浦和聖書バプテスト教会

《十字架を背負わせられた人》

2010-11-29

  そこへ、・・・シモンというクレネ人が、いなかから出て来て通りかかったので・・・(マルコ15:21)

 ドロローサ(悲しみの道)での、ちょっとした出来事です。◇このシモンという人にとって、これは何と偶発的な災いだったことでしょう。彼は<いなかから出てきて通りかかった>にすぎないのです。なのに<イエスの十字架を、むりやり>背負わせられる羽目になってしまったのです。私たちだったら、こんな場合何と表現するでしょう。きっと「間が悪かった」とか「運が悪かった」と言うでしょう。しかし私たちが注目しなければならない点は、ほんのひと時にしろ、主イエスの十字架を主の代わりに背負ったということです。
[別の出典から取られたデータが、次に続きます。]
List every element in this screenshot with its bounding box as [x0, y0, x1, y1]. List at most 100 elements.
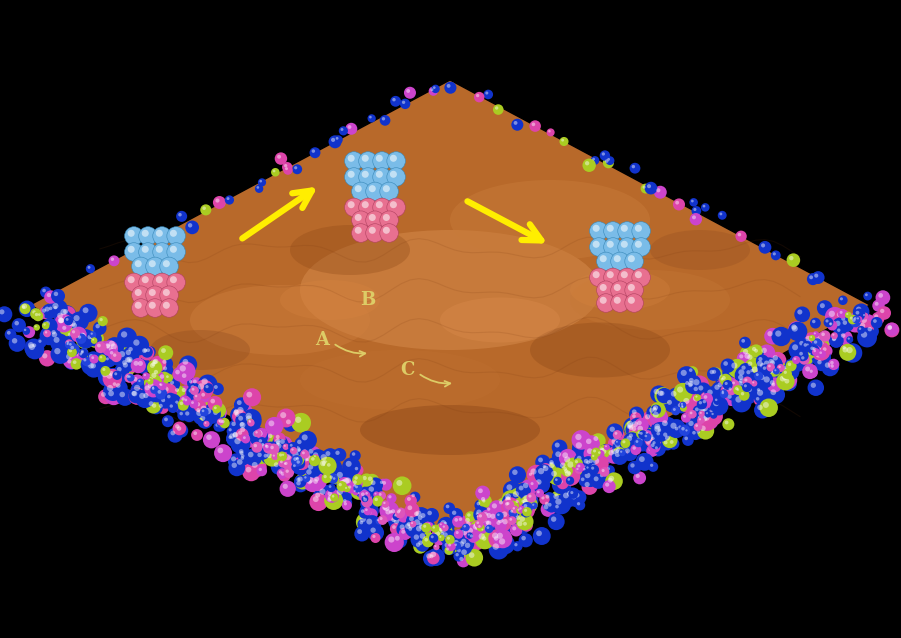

こういう人を天の父がそのままにしておくはずがありません。◇彼の人生に何が起こったか、私たちにもみことばから充分推測できます。著者マルコはシモンのことを<アレキサンデルとルポスの父で>と紹介しています。彼のふたりの子どもをマルコはよく知っていました。また、この書の当時の読者たちも、このふたりの名を聞けばそれが誰であるかすぐ分かったのです。ということは、シモンとその家族とは救われて教会に加えられていたクリスチャンだったのです。◇シモンに何が起こったか、もう少し想像をたくましくしてみましょう。まず彼は十字架を背負いながら、すぐ傍らに主イエスを見たのです。さらに、ゴルゴタの丘での一部始終を見定めることになったのです。彼が主イエスを受け入れないわけがありません。むりやりであっても、主の十字架を負わされることによって、救いに預かることが出来たのです。これ以上の祝福はないではありませんか。しかも最後に覚えたいことは、私たちの負う十字架はゴルゴタまでであって、ゴルゴタでは、その十字架をすべて主が引き受けられるのです。ゴルゴタは、私たちに永遠の解放をもたらしたのです。